" La maladie qui nous frappe n'est jamais celle de tout le monde" (François Droz)


 

 

 

 

  

 

Nous avons eu le plaisir d’accueillir le Docteur Jean COSTENTIN, professeur de Pharmacologie

  

à la faculté de  médecine & pharmacie de Rouen, pour une conférence-débat sur :

 

 Les traitements pharmacologiques de la maladie de Parkinson

  

  

 

1) 

Epidémiologie de la maladie de Parkinson

 

·        On la trouve sous tous les climats.

·        Il existe peu de différences intersexuelles.

·        Âge d’apparition : entre 45 et 70 ans.
>1/1000ème de la population est atteinte.

·        Les fumeurs et les buveurs de café seraient « protégés ».

·        Les risques sont plus importants chez les ruraux (pesticides), les obèses, les hypertendus ainsi que les gens exposés à de microtraumatismes crâniens.

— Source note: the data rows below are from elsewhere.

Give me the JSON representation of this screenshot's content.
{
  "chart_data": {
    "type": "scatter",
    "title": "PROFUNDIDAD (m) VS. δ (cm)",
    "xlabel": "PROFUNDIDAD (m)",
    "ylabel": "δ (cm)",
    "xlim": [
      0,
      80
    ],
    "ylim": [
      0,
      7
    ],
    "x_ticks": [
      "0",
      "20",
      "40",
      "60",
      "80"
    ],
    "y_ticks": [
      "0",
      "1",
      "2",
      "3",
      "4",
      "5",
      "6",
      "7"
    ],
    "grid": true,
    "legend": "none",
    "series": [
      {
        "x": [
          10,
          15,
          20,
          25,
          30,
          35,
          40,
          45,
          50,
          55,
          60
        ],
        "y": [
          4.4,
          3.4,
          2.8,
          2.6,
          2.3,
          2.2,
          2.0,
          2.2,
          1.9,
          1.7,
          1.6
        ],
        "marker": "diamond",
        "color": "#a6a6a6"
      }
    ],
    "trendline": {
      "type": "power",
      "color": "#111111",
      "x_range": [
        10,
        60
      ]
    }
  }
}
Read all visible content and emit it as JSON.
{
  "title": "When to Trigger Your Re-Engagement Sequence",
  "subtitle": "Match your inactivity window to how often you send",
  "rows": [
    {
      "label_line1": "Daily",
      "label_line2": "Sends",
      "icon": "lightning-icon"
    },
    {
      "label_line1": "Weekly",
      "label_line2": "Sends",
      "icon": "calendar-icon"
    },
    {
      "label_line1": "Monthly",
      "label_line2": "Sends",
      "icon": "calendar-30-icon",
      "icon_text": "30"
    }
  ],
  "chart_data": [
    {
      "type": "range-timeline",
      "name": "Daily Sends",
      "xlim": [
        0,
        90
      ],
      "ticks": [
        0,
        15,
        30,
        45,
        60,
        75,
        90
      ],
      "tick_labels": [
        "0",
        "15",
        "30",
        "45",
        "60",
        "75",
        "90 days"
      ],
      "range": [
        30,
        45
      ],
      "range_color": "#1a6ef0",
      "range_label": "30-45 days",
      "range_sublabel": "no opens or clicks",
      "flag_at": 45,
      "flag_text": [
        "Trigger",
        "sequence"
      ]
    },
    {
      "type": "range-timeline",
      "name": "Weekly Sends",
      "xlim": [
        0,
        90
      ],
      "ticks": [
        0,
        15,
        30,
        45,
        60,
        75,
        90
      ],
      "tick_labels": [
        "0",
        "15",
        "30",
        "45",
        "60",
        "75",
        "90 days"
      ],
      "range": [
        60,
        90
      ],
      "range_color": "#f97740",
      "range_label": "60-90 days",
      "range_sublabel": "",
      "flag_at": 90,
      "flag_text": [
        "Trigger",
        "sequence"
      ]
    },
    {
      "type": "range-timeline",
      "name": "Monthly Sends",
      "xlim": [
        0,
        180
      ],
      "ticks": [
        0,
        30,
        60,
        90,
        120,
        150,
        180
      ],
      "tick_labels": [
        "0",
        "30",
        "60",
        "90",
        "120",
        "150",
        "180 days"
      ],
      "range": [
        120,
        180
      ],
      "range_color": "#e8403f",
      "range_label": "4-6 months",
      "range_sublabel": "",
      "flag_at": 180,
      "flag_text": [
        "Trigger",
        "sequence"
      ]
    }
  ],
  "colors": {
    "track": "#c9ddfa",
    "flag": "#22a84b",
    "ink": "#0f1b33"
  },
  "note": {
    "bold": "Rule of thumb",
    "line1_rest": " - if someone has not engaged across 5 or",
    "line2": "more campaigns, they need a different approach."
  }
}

·        Formes génétiques rares (5 à 10% de la population).

 

 

2)  Les principaux troubles de la maladie

 

·        L’akinésie : rareté et lenteur des mouvements.

·        L’hypotonie : exagération du tonus musculaire, rigidité.

·        Le tremblement au repos.

   Autres signes :

  •  
    • La dépression : avant la phase neurologique, existent des manifestations de type dépressif.
    • Des troubles de l’équilibre.
    • La micrographie : trouble de l’écriture.
    • La salivation.
    • La gastroparésie : paralysie chronique de la musculature gastrique conduisant à un retard de l’évacuation de l’estomac donc à des troubles digestifs.
    • Troubles du sommeil.
    • Difficulté d’élocution…

 

3)  Physiopathologie

 

Le système nerveux central comporte 80 milliards de neurones.

Une structure du cerveau, la substance noire ou locus niger, comporte 500 000 neurones qui communiquent entre eux par un neuromédiateur appelé dopamine (connue depuis 50 ans).

Chaque neurone comporte 100 000 boutons synaptiques, ce qui permet les contacts.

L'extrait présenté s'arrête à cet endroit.